Settings¶
The Frontera settings allows you to customize the behaviour of all components, including the
FrontierManager
,
Middleware
and
Backend
themselves.
The infrastructure of the settings provides a global namespace of key-value mappings that can be used to pull configuration values from. The settings can be populated through different mechanisms, which are described below.
For a list of available built-in settings see: Built-in settings reference.
Designating the settings¶
When you use Frontera, you have to tell it which settings you’re using. As
FrontierManager
is the main entry point to Frontier usage,
you can do this by using the method described in the Loading from settings
section.
When using a string path pointing to a settings file for the frontier we propose the following directory structure:
my_project/
frontier/
__init__.py
settings.py
middlewares.py
backends.py
...
These are basically:
frontier/settings.py
: the frontier settings file.frontier/middlewares.py
: the middlewares used by the frontier.frontier/backends.py
: the backend(s) used by the frontier.
How to access settings¶
Settings
can be accessed through the
FrontierManager.settings
attribute, that is passed to
Middleware.from_manager
and
Backend.from_manager
class methods:
class MyMiddleware(Component):
@classmethod
def from_manager(cls, manager):
manager = crawler.settings
if settings.TEST_MODE:
print "test mode is enabled!"
In other words, settings can be accessed as attributes of the
Settings
object.
Settings class¶
Built-in frontier settings¶
Here’s a list of all available Frontera settings, in alphabetical order, along with their default values and the scope where they apply.
AUTO_START¶
Default: True
Whether to enable frontier automatic start. See Starting/Stopping the frontier
BACKEND¶
Default: 'frontera.contrib.backends.memory.FIFO'
The Backend
to be used by the frontier.

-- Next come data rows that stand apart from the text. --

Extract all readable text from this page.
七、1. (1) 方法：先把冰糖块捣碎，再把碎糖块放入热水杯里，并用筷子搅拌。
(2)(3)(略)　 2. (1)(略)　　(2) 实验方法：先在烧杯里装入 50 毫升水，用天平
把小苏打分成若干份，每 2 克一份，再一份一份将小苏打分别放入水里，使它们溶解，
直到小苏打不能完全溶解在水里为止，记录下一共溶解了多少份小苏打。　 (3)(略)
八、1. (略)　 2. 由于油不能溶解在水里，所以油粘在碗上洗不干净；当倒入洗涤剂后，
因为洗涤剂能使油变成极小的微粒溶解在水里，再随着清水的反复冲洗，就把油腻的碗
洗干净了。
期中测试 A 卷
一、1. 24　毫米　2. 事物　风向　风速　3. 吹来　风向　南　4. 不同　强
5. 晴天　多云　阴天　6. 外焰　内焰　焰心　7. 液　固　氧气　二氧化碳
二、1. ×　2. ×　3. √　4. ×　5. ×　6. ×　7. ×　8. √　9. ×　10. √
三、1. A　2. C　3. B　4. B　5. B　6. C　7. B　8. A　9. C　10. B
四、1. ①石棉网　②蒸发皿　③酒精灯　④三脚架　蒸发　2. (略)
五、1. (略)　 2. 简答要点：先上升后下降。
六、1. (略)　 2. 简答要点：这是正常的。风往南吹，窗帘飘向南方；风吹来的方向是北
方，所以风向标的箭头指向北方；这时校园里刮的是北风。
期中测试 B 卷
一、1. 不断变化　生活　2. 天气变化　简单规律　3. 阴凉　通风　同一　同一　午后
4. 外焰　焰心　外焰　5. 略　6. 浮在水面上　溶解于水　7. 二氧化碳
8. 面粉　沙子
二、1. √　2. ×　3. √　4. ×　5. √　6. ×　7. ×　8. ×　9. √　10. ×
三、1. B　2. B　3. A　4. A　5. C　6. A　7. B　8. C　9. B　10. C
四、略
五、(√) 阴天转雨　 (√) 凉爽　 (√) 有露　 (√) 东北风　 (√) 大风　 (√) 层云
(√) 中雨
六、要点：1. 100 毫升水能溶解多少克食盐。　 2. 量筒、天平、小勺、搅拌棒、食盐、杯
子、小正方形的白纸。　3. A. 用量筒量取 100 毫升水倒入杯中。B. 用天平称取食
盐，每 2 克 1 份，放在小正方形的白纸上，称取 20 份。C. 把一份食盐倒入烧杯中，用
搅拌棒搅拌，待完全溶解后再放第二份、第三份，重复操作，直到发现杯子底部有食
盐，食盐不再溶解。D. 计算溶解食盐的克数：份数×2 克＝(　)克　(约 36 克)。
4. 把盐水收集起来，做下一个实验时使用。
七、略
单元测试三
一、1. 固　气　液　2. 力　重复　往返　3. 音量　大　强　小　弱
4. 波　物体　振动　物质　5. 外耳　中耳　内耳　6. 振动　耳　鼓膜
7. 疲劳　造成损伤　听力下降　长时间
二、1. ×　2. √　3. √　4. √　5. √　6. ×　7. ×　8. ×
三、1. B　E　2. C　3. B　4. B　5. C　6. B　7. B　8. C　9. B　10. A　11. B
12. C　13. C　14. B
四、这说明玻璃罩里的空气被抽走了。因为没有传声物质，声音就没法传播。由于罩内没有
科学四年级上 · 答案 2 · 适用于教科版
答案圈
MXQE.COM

For more info see
Activating a backend.
EVENT_LOGGER¶
Default: 'frontera.logger.events.EventLogManager'
The EventLoggerManager class to be used by the Frontier.
MAX_NEXT_REQUESTS¶
Default: 0
The maximum number of requests returned by
get_next_requests
API method.
If value is 0 (default), no maximum value will be used.
MAX_REQUESTS¶
Default: 0
Maximum number of returned requests after which Frontera is finished. If value is 0 (default), the frontier will continue indefinitely. See Finishing the frontier.
MIDDLEWARES¶
A list containing the middlewares enabled in the frontier. For more info see Activating a middleware.
Default:
[
'frontera.contrib.middlewares.fingerprint.UrlFingerprintMiddleware',
]
REQUEST_MODEL¶
Default: 'frontera.core.models.Request'
The Request
model to be used by the frontier.
RESPONSE_MODEL¶
Default: 'frontera.core.models.Response'
The Response
model to be used by the frontier.
OVERUSED_SLOT_FACTOR¶
Default: 5.0
(in progress + queued requests in that slot) / max allowed concurrent downloads per slot before slot is considered overused. This affects only Scrapy scheduler.”
DELAY_ON_EMPTY¶
Default: 30.0
When backend has no requests to fetch, this delay helps to exhaust the rest of the buffer without hitting backend on every request. Increase it if calls to your backend is taking a lot of time, and decrease if you need a fast spider bootstrap from seeds.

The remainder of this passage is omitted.